The vision of CerTest is realised through four flexible and highly interlinked and interdependent Research Challenges (RC1‐RC4), utilising a multiscale approach drawing on the expertise highlighted by the Themes (T1‐T3).

Fig. 1 Interconnection of Research Challenges (RCs) and Themes (Ts) leading to impact.

RC4 aims to create a step change in integration of data‐rich experimental procedures and predictive statistical and multi‐scale computational models by developing data processing and a closed input/feedback loop based on novel Bayesian Learning and Design of Experiments (DoE) techniques. RC4 is strongly inter‐linked with RC1RC3. RC4 will inform data collection strategies in the other RCs, and receive from them: data to inform multi‐scale statistical models (RC1), parametric descriptions and distribution functions of critical features and defects (RC2), and experimental design and performance data (RC3) in a closed input/feedback loop.

Background and Motivation

RC4 provides the principal route of delivery for the overall vision of the PG. To achieve this, fundamental scientific breakthroughs are required that will be delivered in each of RC1, RC2 and RC3. However, the overarching vision of the PG and truly transformative scientific research on integration of multi‐scale models with test data can only be achieved via addressing the key methodological challenges in RC4. Thus RC4, integrated and inter‐related with RC1‐RC3, is the prerequisite for the development and validation of the envisioned science‐based composite aero‐structure design and verification capability. This in turn provides the foundation for a new science‐based approach at TRL1‐3 to ‘certification for design’ achieved through reshaping and reduction of the conventional ‘testing pyramid’, and hence provides the basis for impact and industrial uptake at TRL4‐6 (see ‘Pathways to Impact’).

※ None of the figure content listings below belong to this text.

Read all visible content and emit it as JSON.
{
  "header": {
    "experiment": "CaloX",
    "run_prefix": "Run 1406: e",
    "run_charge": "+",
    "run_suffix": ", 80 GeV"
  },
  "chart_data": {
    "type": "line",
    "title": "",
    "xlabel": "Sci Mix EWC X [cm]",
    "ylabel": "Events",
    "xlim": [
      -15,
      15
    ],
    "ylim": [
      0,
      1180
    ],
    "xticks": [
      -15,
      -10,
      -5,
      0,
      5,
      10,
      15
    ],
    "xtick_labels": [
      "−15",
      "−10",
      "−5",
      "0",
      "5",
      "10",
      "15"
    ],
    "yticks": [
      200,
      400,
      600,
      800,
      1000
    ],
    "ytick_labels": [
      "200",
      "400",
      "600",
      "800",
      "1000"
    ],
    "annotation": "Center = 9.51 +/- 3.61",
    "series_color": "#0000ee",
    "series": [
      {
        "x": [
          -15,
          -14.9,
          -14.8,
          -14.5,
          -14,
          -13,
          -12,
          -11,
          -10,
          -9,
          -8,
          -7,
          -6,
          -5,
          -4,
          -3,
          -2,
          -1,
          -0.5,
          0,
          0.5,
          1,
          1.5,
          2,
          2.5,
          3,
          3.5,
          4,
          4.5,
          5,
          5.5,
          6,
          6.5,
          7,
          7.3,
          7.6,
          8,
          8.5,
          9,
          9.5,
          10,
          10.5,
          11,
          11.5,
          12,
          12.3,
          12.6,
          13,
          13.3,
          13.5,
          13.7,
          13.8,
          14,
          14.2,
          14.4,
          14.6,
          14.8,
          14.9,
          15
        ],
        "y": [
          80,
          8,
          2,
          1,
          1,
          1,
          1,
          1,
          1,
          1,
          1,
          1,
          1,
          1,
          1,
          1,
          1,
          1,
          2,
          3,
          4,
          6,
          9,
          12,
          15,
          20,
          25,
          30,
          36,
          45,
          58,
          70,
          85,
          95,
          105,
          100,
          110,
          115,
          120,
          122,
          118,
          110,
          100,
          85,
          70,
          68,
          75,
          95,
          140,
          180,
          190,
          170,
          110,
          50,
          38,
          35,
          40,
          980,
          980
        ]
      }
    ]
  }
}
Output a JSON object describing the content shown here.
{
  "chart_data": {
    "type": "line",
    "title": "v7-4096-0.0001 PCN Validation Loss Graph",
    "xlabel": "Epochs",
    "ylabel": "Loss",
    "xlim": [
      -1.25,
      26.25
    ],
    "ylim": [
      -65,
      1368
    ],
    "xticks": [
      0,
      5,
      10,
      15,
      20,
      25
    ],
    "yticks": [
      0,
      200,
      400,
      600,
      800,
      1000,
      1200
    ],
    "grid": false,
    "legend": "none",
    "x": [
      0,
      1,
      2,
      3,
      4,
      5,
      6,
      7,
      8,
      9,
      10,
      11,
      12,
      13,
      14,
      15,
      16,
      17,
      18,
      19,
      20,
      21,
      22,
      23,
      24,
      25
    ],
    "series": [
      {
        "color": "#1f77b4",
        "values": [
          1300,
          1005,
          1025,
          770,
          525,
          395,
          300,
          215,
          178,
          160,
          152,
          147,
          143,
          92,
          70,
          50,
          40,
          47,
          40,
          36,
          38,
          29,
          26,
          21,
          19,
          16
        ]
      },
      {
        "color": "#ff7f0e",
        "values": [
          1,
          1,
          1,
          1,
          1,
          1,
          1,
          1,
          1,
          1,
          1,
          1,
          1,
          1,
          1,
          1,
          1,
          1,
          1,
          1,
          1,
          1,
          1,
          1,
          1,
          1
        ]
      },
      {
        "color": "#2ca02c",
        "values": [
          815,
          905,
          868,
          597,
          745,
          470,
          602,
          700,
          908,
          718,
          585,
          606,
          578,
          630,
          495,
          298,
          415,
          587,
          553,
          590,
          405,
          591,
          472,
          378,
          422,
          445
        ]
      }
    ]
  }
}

The testing pyramid is currently used to prove airworthiness to define the performance structural integrity of composite aero‐structures using a building block approach. The premise is that conservative allowable strength limits of statistically independent and mostly small parts or elements of a composite aero‐structure (mainly coupons) is combined with knock‐down factors to define performance at the higher component/sub‐structure levels. Such a strategy is globally sub‐optimal and leads to inadequate uncertain‐ty quantification, and overly conservative design decisions regarding performance probability of failure. Design freedom is restricted as the procedure does not account for elements that may improve performance but cannot be assessed at coupon level, and the effect of manufacturing features cannot be adequately represented. The outcome is an inefficient structure carrying significant weight penalty with a corresponding increase to materials usage, increased fuel consumption and reduced payload capacity.

RC4 facilitates the new approach to certification by defining the necessary methods and tools for a holistic approach to the fusion of physical and computational data from the view point of decision‐theoretic statistical Design of Experiments (DoE)63. To achieve this, following the principles outlined in WP4.1 below, experimental and computational resource will be allocated to maximally increase information content as predicted by the current state of knowledge derived from the multi‐scale modelling across different physical scales (e.g. meso‐scale features through to macro‐scale composite structures), different data types (e.g. full field imaging data, ultrasound, X‐ray, etc.), and different modelling resolutions. Experimental data provided by RC2 and RC3 will be used in a Bayesian way to calibrate and validate the models in RC1 and used to inform DoE. Hence, modelling will inform and refine data collection in the PG.